Pechino avverte Taipei: l’indipendenza “costerebbe cara”
La Cina risponde all’annuncio di un referendum pro-indipendenza sull’isola, e cita la legge anti-secessione che prevede l’intervento armato. Secondo gli esperti l’avvertimento è rivolto anche a Washington, costretta a difendere l’isola in caso di attacco. Il presidente Chen, nel frattempo, visita le isole Spratly, contese da 6 nazioni asiatiche.

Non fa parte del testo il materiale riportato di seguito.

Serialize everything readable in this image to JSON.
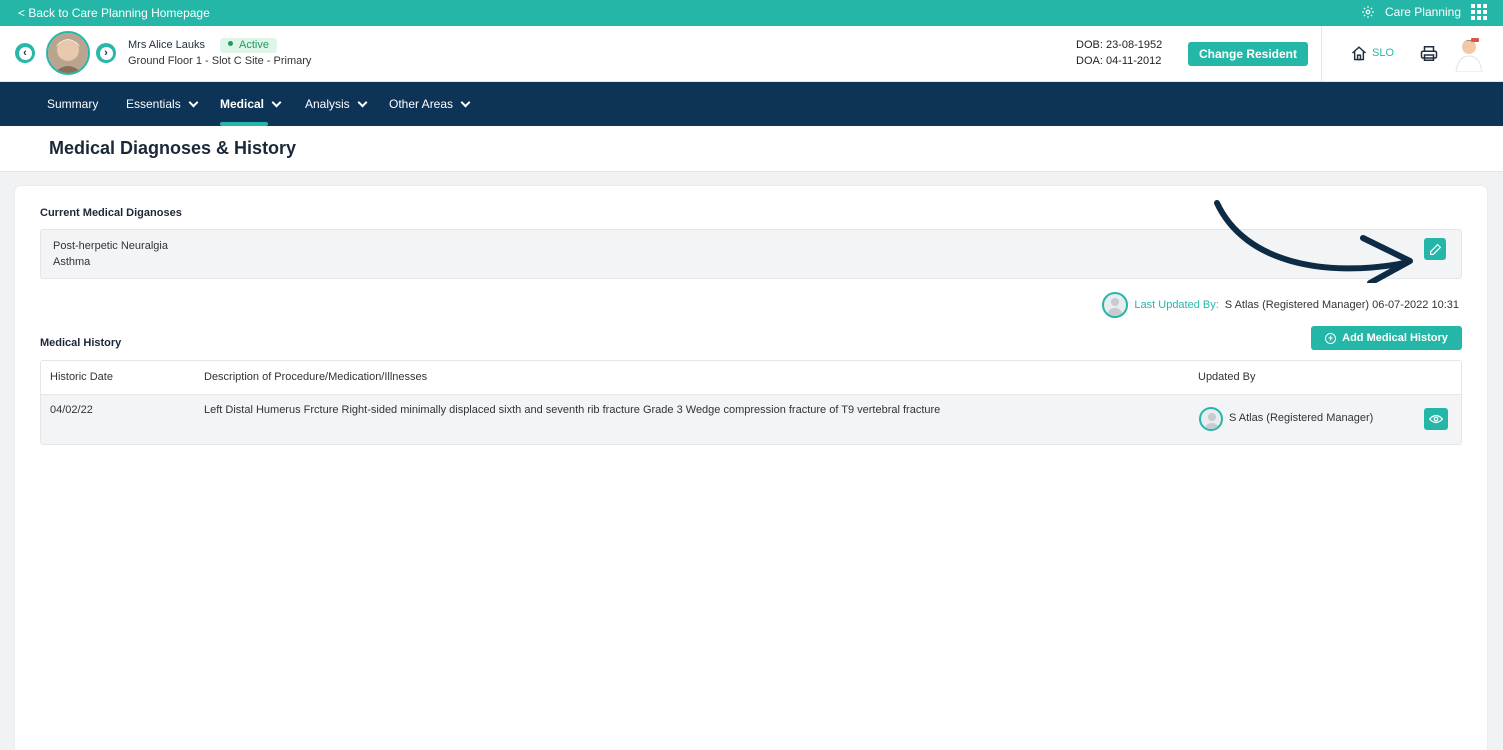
{
  "topbar": {
    "back_label": "< Back to Care Planning Homepage",
    "app_label": "Care Planning"
  },
  "resident": {
    "name": "Mrs Alice Lauks",
    "status": "Active",
    "location": "Ground Floor 1 - Slot C Site - Primary",
    "dob": "DOB: 23-08-1952",
    "doa": "DOA: 04-11-2012",
    "change_label": "Change Resident",
    "home_code": "SLO"
  },
  "nav": {
    "items": [
      {
        "label": "Summary"
      },
      {
        "label": "Essentials"
      },
      {
        "label": "Medical"
      },
      {
        "label": "Analysis"
      },
      {
        "label": "Other Areas"
      }
    ]
  },
  "page": {
    "title": "Medical Diagnoses & History"
  },
  "diagnoses": {
    "section_title": "Current Medical Diganoses",
    "items": [
      "Post-herpetic Neuralgia",
      "Asthma"
    ],
    "last_updated_label": "Last Updated By:",
    "last_updated_value": "S Atlas (Registered Manager) 06-07-2022 10:31"
  },
  "history": {
    "section_title": "Medical History",
    "add_label": "Add Medical History",
    "columns": [
      "Historic Date",
      "Description of Procedure/Medication/Illnesses",
      "Updated By"
    ],
    "rows": [
      {
        "date": "04/02/22",
        "description": "Left Distal Humerus Frcture Right-sided minimally displaced sixth and seventh rib fracture Grade 3 Wedge compression fracture of T9 vertebral fracture",
        "updated_by": "S Atlas (Registered Manager)"
      }
    ]
  },
  "colors": {
    "accent": "#24b7a8",
    "navy": "#0d3356",
    "background": "#f1f2f4"
  }
}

Pechino (AsiaNews/Agenzie) – Se Taiwan “si ostina a scalare la montagna dell’indipendenza”, la Cina non potrà fare altro che “farle pagare un caro prezzo, l’unica risposta a questa mossa sconsiderata”. E’ la risposta ufficiale cinese al referendum pro-indipendenza annunciato lo scorso 1 febbraio da Taipei, che prevede la richiesta formale di un seggio alle Nazioni Unite con il nome “Taiwan”.
 
Secondo una legge approvata nel 2005, la Cina “è obbligata ad intraprendere qualunque azione, compreso l’uso della forza, se Taiwan ricerca un’indipendenza formale”. La risposta al referendum, firmata dall’Ufficio per Taiwan del Partito comunista cinese, cita la legge ed aggiunge: “Le autorità guidate dal presidente Chen Shui-bian saranno responsabili di quanto avverrà”.
 
Andrei Yang Nien-dzu, del Consiglio cinese per gli studi avanzati di Taipei, commenta: “Questo è un messaggio inviato a Taiwan, Washington ed al mondo intero. E’ molto chiaro, e dice che Pechino vuole affrontare la situazione molto, molto seriamente. Alla Cina questo referendum, previsto per il 22 marzo, interessa molto più di quanto le possa interessare la situazione politica dell’isola, nonostante la vittoria elettorale dei nazionalisti dia spazio al dialogo”.
 
Il riferimento agli Stati Uniti si spiega con il Taiwan Act, una legge approvata dal Congresso americano che impone “la difesa dell’isola in caso di attacco”. Tuttavia, anche il governo americano non vede di buon occhio i continui tentativi orchestrati dal Partito democratico per ottenere un riconoscimento internazionale di indipendenza. L’amministrazione Usa ha più volte richiamato il governo del presidente Chen ed ha fatto capire di essere favorevole, come Pechino, al mantenimento dello status quo attuale.
 
Nel frattempo, lo stesso Chen si è recato in una visita ufficiale nelle isole Spratly, potenzialmente ricche di petrolio e contese a livello diplomatico da Cina, Brunei, Malaysia, Vietnam, Filippine e Taiwan. Nel 2006, Taipei ha finanziato la costruzione di uno “scivolo” per il carburante che unisce Taiping al mare, nonostante le proteste degli altri contendenti.
 
Secondo il ministero degli Esteri taiwanese, questa visita “sottolinea la nostra posizione sulle isole”. Tuttavia, Vietnam e Filippine hanno reagito con un duro comunicato ufficiale, che definisce il viaggio “un serio attentato alla sovranità nazionale” di entrambi i Paesi.